Девочка остановилась в паре шагов от центрального входа во Дворец спорта, повертела головой. Мы никого не увидели около ступеней — там, где надеялись встретить парней из «третьей» группы. Улица выглядела безлюдной. Вечерние занятия пока не завершились — поток спортсменов хлынет из здания примерно через полчаса. А те дети, которые отзанимались, давно разбежались по домам: зимой школьники редко задерживались у входа в «Ленинский» (сейчас тут было холодно и темно). Никого не заметил я и на освещённых фонарями островках, которые отыскал взглядом на очерченных заснеженными кустами и высокими сугробами аллеях. Зоя дёрнула плечами, развела руки. Взглянула на меня — будто бы виновато. Резкий порыв ветра стряхнул с козырька над входом снежинки — посеребрил ими плечи и шапку Каховской.
— Света и Лера говорили, что тоже придут, — сказала Зоя. — Я звонила им сегодня, напоминала…
Я поправил на плече лямку сумки. Подошёл к девочке. Мне вдруг почудилось, что моя ноша потяжелела. Я расстегнул молнию, сунул в сумку руку. Нащупал свёрток с пистолетом.
— Времени ещё полно, — сказал я. — Подождём.
Больше получаса мы с Зоей простояли на углу здания. Из дверей «Ленинского» всё чаще выходили дети. Юные спортсмены разрывали вечернюю тишину громкими голосами. И будто стаи мальков, шустро разбегались по сторонам. Одни спешили к многоэтажным домам, что виднелись за деревьями маленького сквера. Другие торопливо шагали в направлении проезжей части: к автобусной остановке. В компании с другими самбистами (из младшей группы) спустились по ступеням Паша Солнцев и Валера Кругликов (в этот раз они нас не увидели). То здесь, то там я замечал на освещённых фонарями пятачках детские фигуры — вот только те двигались не в нашу сторону. Но никого из «третьих» рядом с Дворцом спорта я пока не заметил. Всё чаще посматривал на часы. Парни опаздывали: на двадцать минут.
— Где же они? — плаксивым голосом уже не в первый раз спросила Каховская. — Почему никого нет? Ведь не могли же они позабыть или опоздать все сразу?
Девочка дёрнула меня за рукав, будто потребовала объяснений.
Но «объяснений» у меня пока не нашлось.
— Не знаю, — сказал я.
Я предполагал, что на мой зов явятся не все: кого-то не отпустят с «дня рождения сестры», кого-то родители оставят дома «залечивать рёбра», кто-то отправится «в кино». Но был уверен, что придут Слава Дейнеко и Олег Васильев (не сомневался в этом). Рассчитывал, что прибежит и Эдик Ковальски (если его не привяжут к больничной койке). Зотову и Кравец я не хотел бы застать здесь сегодня: считал, что подобные «дела» не для девочек. Однако к «Ленинскому» не подошли и они, хотя Каховская клялась, что договорилась с подружками о встрече. «А вот это уже фигово», — всплыли в моей памяти слова Лежика. Я вдруг заподозрил в них иной смысл — не тот, что обнаружил в этой фразе вчера. И выражение Васильева «кореш мой… бывший» тоже заиграло вдруг в моём воображении иными, не «вчерашними» красками.

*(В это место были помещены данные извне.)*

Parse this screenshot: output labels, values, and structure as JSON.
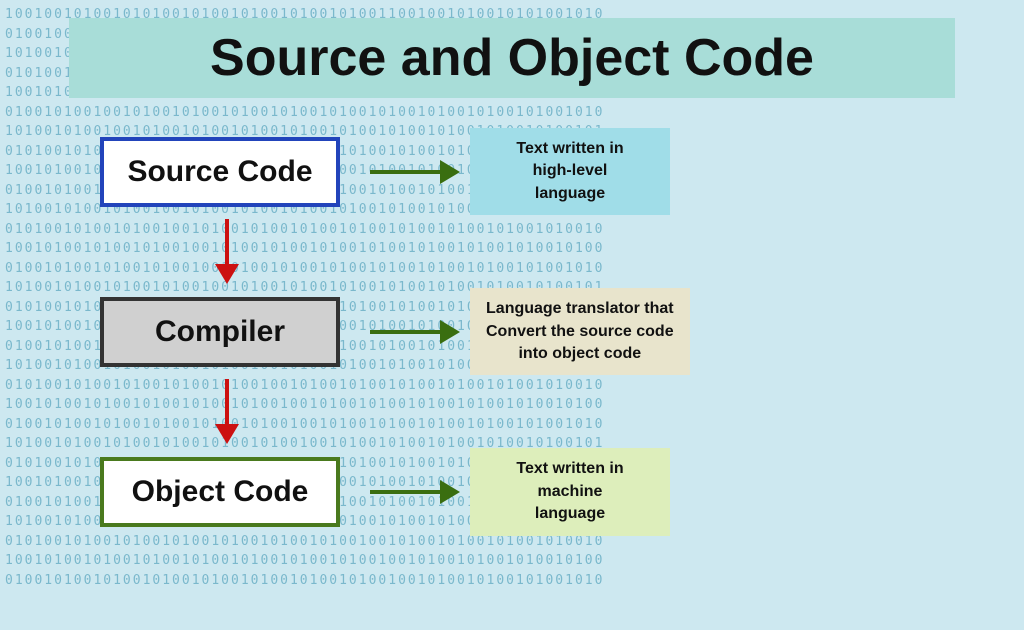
{
  "title": "Source and Object Code",
  "boxes": {
    "source": {
      "label": "Source Code"
    },
    "compiler": {
      "label": "Compiler"
    },
    "object": {
      "label": "Object Code"
    }
  },
  "descriptions": {
    "source": "Text written in\nhigh-level\nlanguage",
    "compiler": "Language translator that\nConvert the source code\ninto object code",
    "object": "Text written in\nmachine\nlanguage"
  },
  "binary_rows": [
    "1001001010010101001010010100101001010011001001010010101001010",
    "0100100101001010101001010010100101010010100101001010010100101",
    "1010010010100101001010010101001010010100101001010100101001010",
    "0101001001010010100101001010010100101001010010101001010010101",
    "1001010010010100101001010010100101001010010100101001010010100",
    "0100101001001010010100101001010010100101001010010100101001010",
    "1010010100100101001010010100101001010010100101001010010100101",
    "0101001010010010100101001010010100101001010010100101001010010",
    "1001010010100100101001010010100101001010010100101001010010100",
    "0100101001010010010100101001010010100101001010010100101001010",
    "1010010100101001001010010100101001010010100101001010010100101",
    "0101001010010100100101001010010100101001010010100101001010010",
    "1001010010100101001001010010100101001010010100101001010010100",
    "0100101001010010100100101001010010100101001010010100101001010",
    "1010010100101001010010010100101001010010100101001010010100101",
    "0101001010010100101001001010010100101001010010100101001010010",
    "1001010010100101001010010010100101001010010100101001010010100",
    "0100101001010010100101001001010010100101001010010100101001010",
    "1010010100101001010010100100101001010010100101001010010100101",
    "0101001010010100101001010010010100101001010010100101001010010",
    "1001010010100101001010010100100101001010010100101001010010100",
    "0100101001010010100101001010010010100101001010010100101001010",
    "1010010100101001010010100101001001010010100101001010010100101",
    "0101001010010100101001010010100100101001010010100101001010010",
    "1001010010100101001010010100101001001010010100101001010010100",
    "0100101001010010100101001010010100100101001010010100101001010",
    "1010010100101001010010100101001010010010100101001010010100101",
    "0101001010010100101001010010100101001001010010100101001010010",
    "1001010010100101001010010100101001010010010100101001010010100",
    "0100101001010010100101001010010100101001001010010100101001010"
  ]
}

Точку в своих размышлениях я поставил, когда увидел Вовчика. Рыжий вышел из Дворца спорта вместе с дюжиной других мальчишек его возраста. Парни спустились по ступеням, около минуты оглашали окрестности громкими возгласами, обменялись рукопожатиями. Шумной гурьбой направились в сторону проезжей части — все, кроме Вовчика и двух мальчишек. Рыжий во главе своего маленького отряда пересёк площадь перед «Ленинским». Но около аллей и эта троица разделилась. Мой конопатый приятель свернул в направлении своего дома и оставленной неизвестными людьми в сугробе лысоватой ёлки. От угла Дворца спорта я не видел, поджидали ли Вовчика около сугроба с ёлкой Шпуня и его компания. Но не сомневался: Рудик Веселовский со своими «корешами» уже готовился к встрече с рыжим боксёром.
— Ладно, — пробормотал я.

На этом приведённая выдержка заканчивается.